Multiple curated eukaryotic reference databases, as well as pipelines to generate them, have, therefore, been published in recent years, including BOLD (Ratnasingham & Hebert, 2007), UNITE (Kõljalg et al., 2005), PLANiTS (Banchi et al., 2020), MitoFish (Iwasaki et al., 2013), MARES (Arranz et al., 2020), Meta-Fish-Lib (Collins et al., 2021), and MIDORI2 (Leray et al., 2022). The missing built-in flexibility and the large number of reference databases to cover all target gene regions and taxonomic groups, however, favours the development and use of software programs able to generate curated reference databases that are customized through user-specified parameters. Existing software packages are able to extract amplicon regions through in silico PCR (ecoPCR/OBITools; hereafter named ”ecoPCR”; Boyer et al., 2016; Ficetola et al., 2010), local alignments (RESCRIPt; Robeson et al., 2020), and profile hidden Markov models (MetaCurator; Richardson et al., 2020). An easy-to-use software program able to complete the full reference database creation workflow from start to finish on a personal computer with true flexibility, limited storage requirements, and fast results would further aid in increasing taxonomic assignment accuracy for user-specific experimental designs.

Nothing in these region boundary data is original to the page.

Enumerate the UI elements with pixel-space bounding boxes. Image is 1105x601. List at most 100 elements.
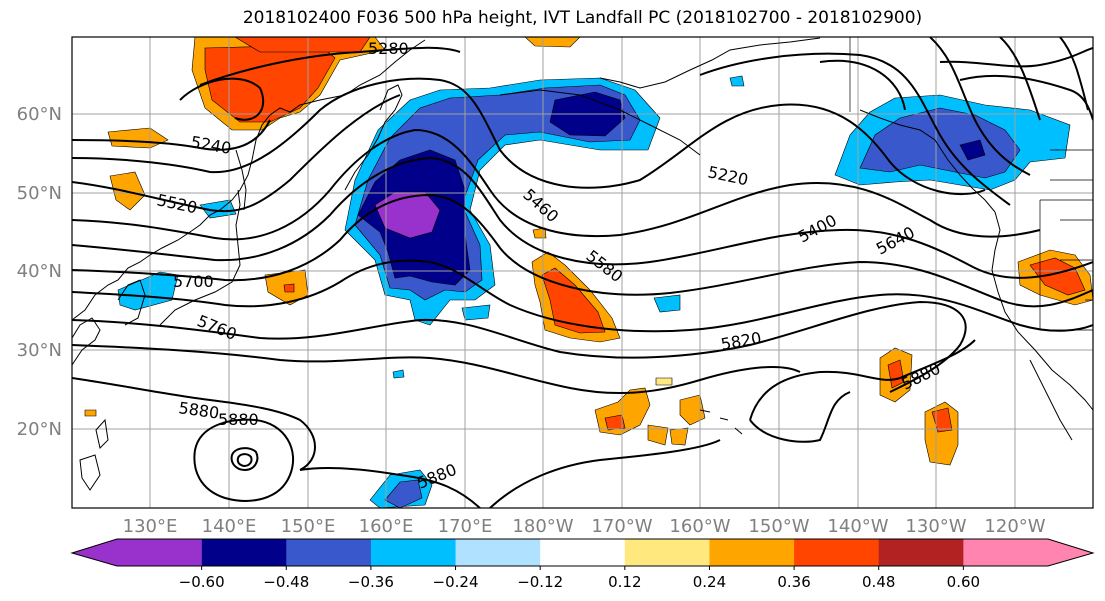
colorbar-tick-label: 0.36 xyxy=(777,573,810,591)
lon-labels: 130°E 140°E 150°E 160°E 170°E 180°W 170°… xyxy=(123,516,1046,537)
shade-japan-cyan xyxy=(117,271,179,311)
lon-label: 160°W xyxy=(669,516,730,537)
lon-label: 130°W xyxy=(905,516,966,537)
colorbar-segment xyxy=(455,539,541,566)
coast-alaska xyxy=(599,37,821,89)
colorbar-tick-label: −0.12 xyxy=(517,573,563,591)
shade-small-cyan-2 xyxy=(729,75,745,87)
contour-5520 xyxy=(72,94,401,213)
colorbar-tick-label: 0.48 xyxy=(862,573,895,591)
shade-hawaii-red xyxy=(604,414,626,431)
contour-5280 xyxy=(199,46,461,86)
shade-hawaii-orange-2 xyxy=(647,424,669,446)
contour-5240 xyxy=(72,119,271,151)
contour-label: 5640 xyxy=(873,223,918,259)
colorbar-segment xyxy=(878,539,964,566)
contour-ne-5580 xyxy=(959,74,1093,121)
shade-yellow-1 xyxy=(655,377,673,386)
lon-label: 160°E xyxy=(359,516,414,537)
colorbar-tick-label: −0.36 xyxy=(348,573,394,591)
contour-label: 5280 xyxy=(368,39,409,58)
colorbar-segment xyxy=(72,539,202,566)
contour-label: 5880 xyxy=(218,410,259,429)
contour-ne-5400 xyxy=(699,52,1011,206)
contour-5280-b xyxy=(179,77,265,121)
colorbar-segments xyxy=(72,539,1093,566)
contour-label: 5520 xyxy=(155,190,199,217)
colorbar-segment xyxy=(286,539,372,566)
contour-label: 5460 xyxy=(519,185,562,226)
shade-tiny-cyan xyxy=(392,369,405,379)
map-frame xyxy=(71,36,1094,509)
contour-5880-south xyxy=(489,439,721,508)
contour-label: 5400 xyxy=(795,211,840,247)
colorbar-segment xyxy=(624,539,710,566)
shade-cpac-cyan-2 xyxy=(461,304,491,321)
colorbar-segment xyxy=(794,539,880,566)
contour-label: 5700 xyxy=(173,272,214,291)
lon-label: 180°W xyxy=(512,516,573,537)
colorbar-segment xyxy=(540,539,626,566)
coast-aleutians xyxy=(499,89,701,156)
lat-label: 40°N xyxy=(17,261,62,282)
contour-ne-5640 xyxy=(929,37,1031,176)
shade-wus-red xyxy=(1029,257,1086,296)
height-contours xyxy=(72,37,1093,508)
contour-5700 xyxy=(72,193,1093,308)
coast-philippines xyxy=(79,454,101,491)
colorbar-tick-labels: −0.60 −0.48 −0.36 −0.24 −0.12 0.12 0.24 … xyxy=(179,573,980,591)
contour-label: 5240 xyxy=(189,132,232,158)
contour-5880-c xyxy=(299,466,481,508)
contour-label: 5880 xyxy=(414,460,459,493)
contour-label: 5880 xyxy=(177,398,220,422)
contour-5880-e2 xyxy=(749,391,851,443)
shade-small-orange-1 xyxy=(107,127,169,149)
lon-label: 170°W xyxy=(591,516,652,537)
colorbar: −0.60 −0.48 −0.36 −0.24 −0.12 0.12 0.24 … xyxy=(70,538,1095,591)
colorbar-tick-label: 0.12 xyxy=(608,573,641,591)
border-us-states xyxy=(1039,200,1093,330)
contour-5820 xyxy=(72,300,967,393)
lat-label: 20°N xyxy=(17,419,62,440)
lon-label: 140°E xyxy=(202,516,257,537)
lat-label: 30°N xyxy=(17,340,62,361)
contour-5860 xyxy=(72,344,801,395)
colorbar-segment xyxy=(709,539,795,566)
contour-5880-ring xyxy=(193,418,295,502)
contour-ne-5700 xyxy=(999,37,1041,121)
coast-korea xyxy=(117,279,146,326)
contour-ring-in1 xyxy=(230,447,259,472)
lon-label: 150°W xyxy=(748,516,809,537)
contour-5880-w xyxy=(72,377,316,471)
ivt-shading xyxy=(84,37,1093,508)
contour-5760 xyxy=(72,259,1093,333)
shade-bottom-blue xyxy=(384,479,423,508)
contour-5640 xyxy=(72,156,1093,279)
colorbar-tick-label: 0.60 xyxy=(947,573,980,591)
shade-goa-navy xyxy=(959,139,986,161)
lon-label: 130°E xyxy=(123,516,178,537)
colorbar-segment xyxy=(963,539,1093,566)
shade-top-orange-small xyxy=(524,37,581,48)
colorbar-tick-label: −0.48 xyxy=(263,573,309,591)
contour-5880-e xyxy=(749,339,976,421)
colorbar-ticks xyxy=(201,566,964,570)
coast-baja xyxy=(1029,359,1073,441)
contour-ne-5760 xyxy=(1059,37,1089,111)
contour-5580 xyxy=(72,128,1041,241)
coast-sakhalin xyxy=(235,149,247,211)
lat-labels: 60°N 50°N 40°N 30°N 20°N xyxy=(17,104,62,440)
lat-label: 60°N xyxy=(17,104,62,125)
shade-cpac-cyan xyxy=(653,294,681,313)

Here, we introduce CRABS (Creating Reference databases for Amplicon-Based Sequencing), a software package to generate curated reference databases and assess the incorporated diversity and taxonomic resolution. To determine the flexibility and efficiency of CRABS, we compare reference databases generated by CRABS to ecoPCR, MetaCurator, and RESCRIPt for four widely-used primer sets in metabarcoding research: MiFish-E/U (Chondrichthyes/Actinopterygii; Miya et al., 2015), mlCOIintF/jgHC02198 (Eukaryota; Leray et al., 2013), Taberlet c/h (Plantae; Taberlet et al., 1991, 2007), and gITS7/ITS4 (Fungi; Ihrmark et al., 2012; White et al., 1990). Additionally, we assess the quality of the generated reference databases through taxonomic assignment of published sequencing data. We show that the reference databases generated by CRABS are equivalent to or outperform available tools based on incorporated diversity. Additionally, CRABS is feature-rich, highly versatile in its implementation, and requires relatively limited computational resources.